Granularity information is the main judging of ore sorting. In mining and metallurgy operations, ores are usually sorted for the optimal processing by granularity information, it can save energy and increase economic benefits in this way. Machine vision technology, with the characteristics of non-contact, high precision, flexible, and facile constructibility, has become a significant research direction in the automatic ore-sorting field. However, the current optical ore sorting technology is limited to the two-dimensional granularity information of ore, compared with the two-dimensional information, the 3D information of targets gains richer content and contains higher confidence degree as the basis of ore sorting. To solve the time-consuming issue in the whole 3D ore information detection utilizing the line-structured light and to meet the requirement of high-accuracy and high-speed measurement in actual processing operation, a novel system with line-structured light for fast and full-surface ore detection is designed. This system uses distributed multi-cameras to capture the ores in flight state, and processes the captured video subsequence in real-time, then reconstructs the whole 3D information of targets with series of algorithms.

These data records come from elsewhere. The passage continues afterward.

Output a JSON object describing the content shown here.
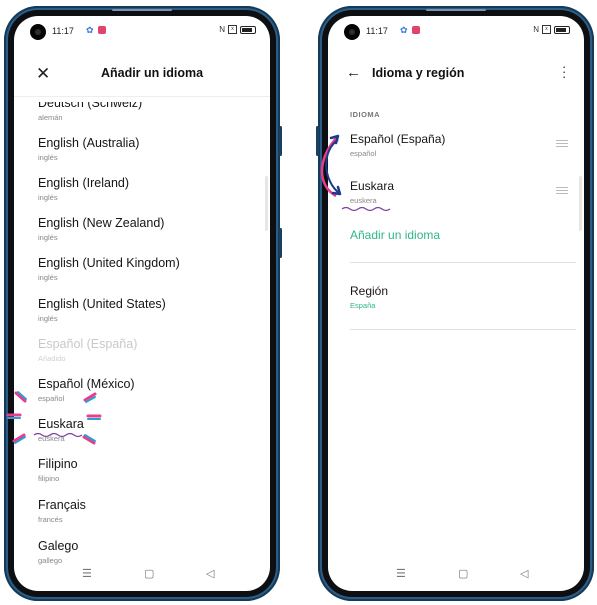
{
  "status": {
    "time": "11:17",
    "right_icons": [
      "N",
      "signal"
    ]
  },
  "left_screen": {
    "title": "Añadir un idioma",
    "languages": [
      {
        "name": "Deutsch (Schweiz)",
        "sub": "alemán",
        "disabled": false
      },
      {
        "name": "English (Australia)",
        "sub": "inglés",
        "disabled": false
      },
      {
        "name": "English (Ireland)",
        "sub": "inglés",
        "disabled": false
      },
      {
        "name": "English (New Zealand)",
        "sub": "inglés",
        "disabled": false
      },
      {
        "name": "English (United Kingdom)",
        "sub": "inglés",
        "disabled": false
      },
      {
        "name": "English (United States)",
        "sub": "inglés",
        "disabled": false
      },
      {
        "name": "Español (España)",
        "sub": "Añadido",
        "disabled": true
      },
      {
        "name": "Español (México)",
        "sub": "español",
        "disabled": false
      },
      {
        "name": "Euskara",
        "sub": "euskera",
        "disabled": false
      },
      {
        "name": "Filipino",
        "sub": "filipino",
        "disabled": false
      },
      {
        "name": "Français",
        "sub": "francés",
        "disabled": false
      },
      {
        "name": "Galego",
        "sub": "gallego",
        "disabled": false
      }
    ]
  },
  "right_screen": {
    "title": "Idioma y región",
    "section_label": "IDIOMA",
    "languages": [
      {
        "name": "Español (España)",
        "sub": "español"
      },
      {
        "name": "Euskara",
        "sub": "euskera"
      }
    ],
    "add_language": "Añadir un idioma",
    "region_title": "Región",
    "region_value": "España"
  },
  "nav": {
    "menu": "☰",
    "home": "▢",
    "back": "◁"
  },
  "colors": {
    "accent": "#2fb58a",
    "frame": "#2c5d86",
    "annotation_pink": "#e83e8c",
    "annotation_blue": "#2a9fd6",
    "annotation_navy": "#1e3a8a"
  }
}
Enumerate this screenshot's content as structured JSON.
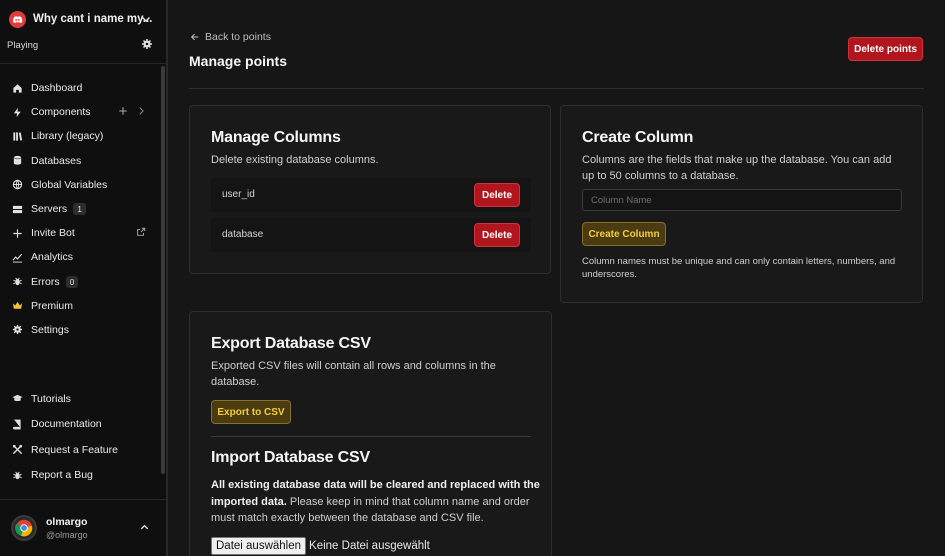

The main researches and implementations in this paper are as follows:(1) A scheme for 3D detection of flight-state ore in real-time is presented in this paper, in which we design and build up a four-camera optical system for 3D detection based on line-structured light.(2) Two-step calibration method based on radial alignment constraint is mainly studied, based on which we also combine the image processing toolbox of Mil to implement the system global calibration with four cameras, then the accuracy and stability of calibration results are analyzed.(3) To extract the 3D information of ore targets, the technologies of 3D target reconstruction, image mosaic, connected component analysis, laser defect compensation are studied, and their programming implementation are explored in this paper.By measuring the standard pieces of known specifications, the performance of the system has been evaluated in two aspects of accuracy and time. The experiment results indicate that the accuracy error of system is very small, and the processing time is quite short and satisfies the real-time requirement.